New Melones Dam - Controversy

Controversy

"The New Melones Dam was one of the last of its kind. Although proclamations that dam building no longer occurs in the United States are not completely true, it is true that no structure as large or as significant has since been built on an American river. And since this date, virtually no structural modification to a river in this country has gone unopposed."
—from Dam Politics: Restoring America's Rivers, by William R. Lowry

New Melones Dam was not without its controversies, and was fiercely opposed by groups such as the Sierra Club and individuals – especially river runners – who saw the Stanislaus River canyon as having greater value than a reservoir. Another cause of concern was the unique ecology of the canyon, which included endemic species such as Banksula melones, the Melones cave harvestman. The controversy raged in courts for years, culminating on May 20, 1979, as New Melones Lake was already rising. On that day, Friends of the River founder Mark Dubois hiked into the reservoir site and chained himself to a boulder, forcing the USACE to either stop filling the lake or to drown him.

Dubois's actions won a temporary reprieve for the river above Parrott's Ferry Bridge, as the California State Water Resources Control Board set the limit for lake level at 844 ft (257 m) above sea level, corresponding to a storage capacity of 438,000 acre·ft (540,000 dam³).
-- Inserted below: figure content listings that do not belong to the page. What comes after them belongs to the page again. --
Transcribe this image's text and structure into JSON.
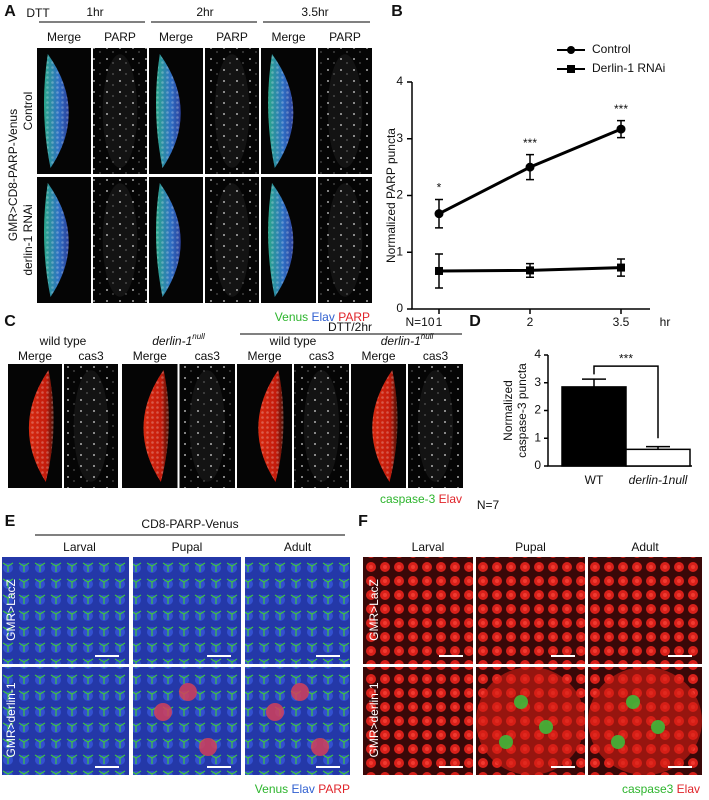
{
  "panel_labels": [
    "A",
    "B",
    "C",
    "D",
    "E",
    "F"
  ],
  "panel_a": {
    "treatment": "DTT",
    "timepoints": [
      "1hr",
      "2hr",
      "3.5hr"
    ],
    "columns": [
      "Merge",
      "PARP",
      "Merge",
      "PARP",
      "Merge",
      "PARP"
    ],
    "genotype": "GMR>CD8-PARP-Venus",
    "rows": [
      "Control",
      "derlin-1 RNAi"
    ],
    "legend": [
      "Venus",
      "Elav",
      "PARP"
    ]
  },
  "panel_c": {
    "groups": [
      {
        "text": "wild type"
      },
      {
        "text": "derlin-1",
        "sup": "null"
      },
      {
        "text": "wild type"
      },
      {
        "text": "derlin-1",
        "sup": "null"
      }
    ],
    "treatment": "DTT/2hr",
    "columns": [
      "Merge",
      "cas3",
      "Merge",
      "cas3",
      "Merge",
      "cas3",
      "Merge",
      "cas3"
    ],
    "legend": [
      "caspase-3",
      "Elav"
    ]
  },
  "panel_e": {
    "title": "CD8-PARP-Venus",
    "columns": [
      "Larval",
      "Pupal",
      "Adult"
    ],
    "rows": [
      "GMR>LacZ",
      "GMR>derlin-1"
    ],
    "legend": [
      "Venus",
      "Elav",
      "PARP"
    ]
  },
  "panel_f": {
    "columns": [
      "Larval",
      "Pupal",
      "Adult"
    ],
    "rows": [
      "GMR>LacZ",
      "GMR>derlin-1"
    ],
    "legend": [
      "caspase3",
      "Elav"
    ]
  },
  "chart_data": [
    {
      "type": "line",
      "ylabel": "Normalized PARP puncta",
      "xlabel": "hr",
      "note": "N=10",
      "categories": [
        "1",
        "2",
        "3.5"
      ],
      "series": [
        {
          "name": "Control",
          "color": "#000000",
          "marker": "circle",
          "values": [
            1.68,
            2.5,
            3.17
          ],
          "errors": [
            0.25,
            0.22,
            0.15
          ]
        },
        {
          "name": "Derlin-1 RNAi",
          "color": "#000000",
          "marker": "square",
          "values": [
            0.67,
            0.68,
            0.73
          ],
          "errors": [
            0.3,
            0.12,
            0.15
          ]
        }
      ],
      "annotations": [
        "*",
        "***",
        "***"
      ],
      "ylim": [
        0,
        4
      ],
      "yticks": [
        0,
        1,
        2,
        3,
        4
      ]
    },
    {
      "type": "bar",
      "ylabel": "Normalized caspase-3 puncta",
      "note": "N=7",
      "categories": [
        "WT",
        "derlin-1null"
      ],
      "values": [
        2.85,
        0.6
      ],
      "errors": [
        0.28,
        0.1
      ],
      "colors": [
        "#000000",
        "#ffffff"
      ],
      "significance": "***",
      "ylim": [
        0,
        4
      ],
      "yticks": [
        0,
        1,
        2,
        3,
        4
      ]
    }
  ]
}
However, in 1982 a record snowmelt combined with heavy rains caused the Stanislaus River to flow into the reservoir at a rate much higher than it could be released from the dam. The water level passed the state limit on January 15 and by early 1983, the water had risen so high that it crested the dam's emergency spillway. In March 1983, the state lifted its original restriction on New Melones lake level. Nevertheless, the controversy over the dam greatly strengthened the environmental movement in California, and very few new large dams have been built in the state since New Melones.